Etymologie : Prononciation japonaise de l’anglais you do (« tu y arrives »), ce qui en Japonais prend tout de suite une tonalité philosophico-orientale « voie de la souplesse ».
Origine : Un jeune grec, nommé Pancrace parce qu’il pratiquait ce sport de combat grec, subit le martyre en 304 après s’être converti au christianisme. Une paroisse de Londres portait son nom, avant d’être remplacée par une gare, et le 12 mai la fête du saint était célébrée par des exercices gymniques rappelant son passé de lutteur. La difficulté de ces exercices exigeait un entraînement intense, dont on retrouve la trace dans le vocabulaire : judogi, qui désigne le vêtement blanc et pur du saint, vient de you do, guy « tu y arrives, mec » ; le plus haut degré dans ce sport est appelé dan, par référence à Joseph Daniels, le successeur de Genji Koizumi à Londres ; la salle où se pratique ce sport, un dojo, remonte aussi à ce Joseph Daniels (do, Jo « vas-y, Jo ») etc.

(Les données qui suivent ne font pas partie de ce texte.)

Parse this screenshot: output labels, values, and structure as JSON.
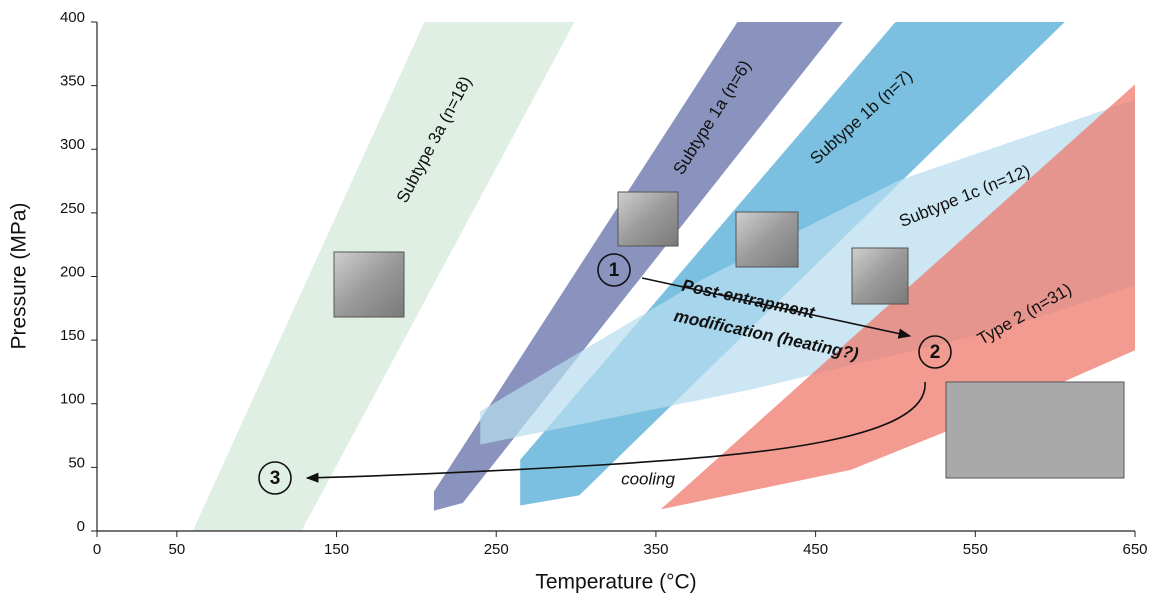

Pour résumer, il s’agit de faire tomber l’adversaire. Le raffinement japonais a transformé cette lutte qui ne nécessitait aucune règle particulière en un rituel horriblement compliqué. La moindre tentative de prise reçoit au moins trois noms ; il ne suffit pas d’être costaud, il faut passer des années à mémoriser les noms des exercices, et notamment maîtriser le seiryoku-zenyo-kokumin-taiiku-no-kata. Les lutteurs se placent sur un tapis (« le tapis où on tu t’es mis » qui a donné tatami). Lorsque un combattant prend un léger avantage, il gagne un Coca (koka en japonais) et du vainqueur final on dit que c’est un Nippon.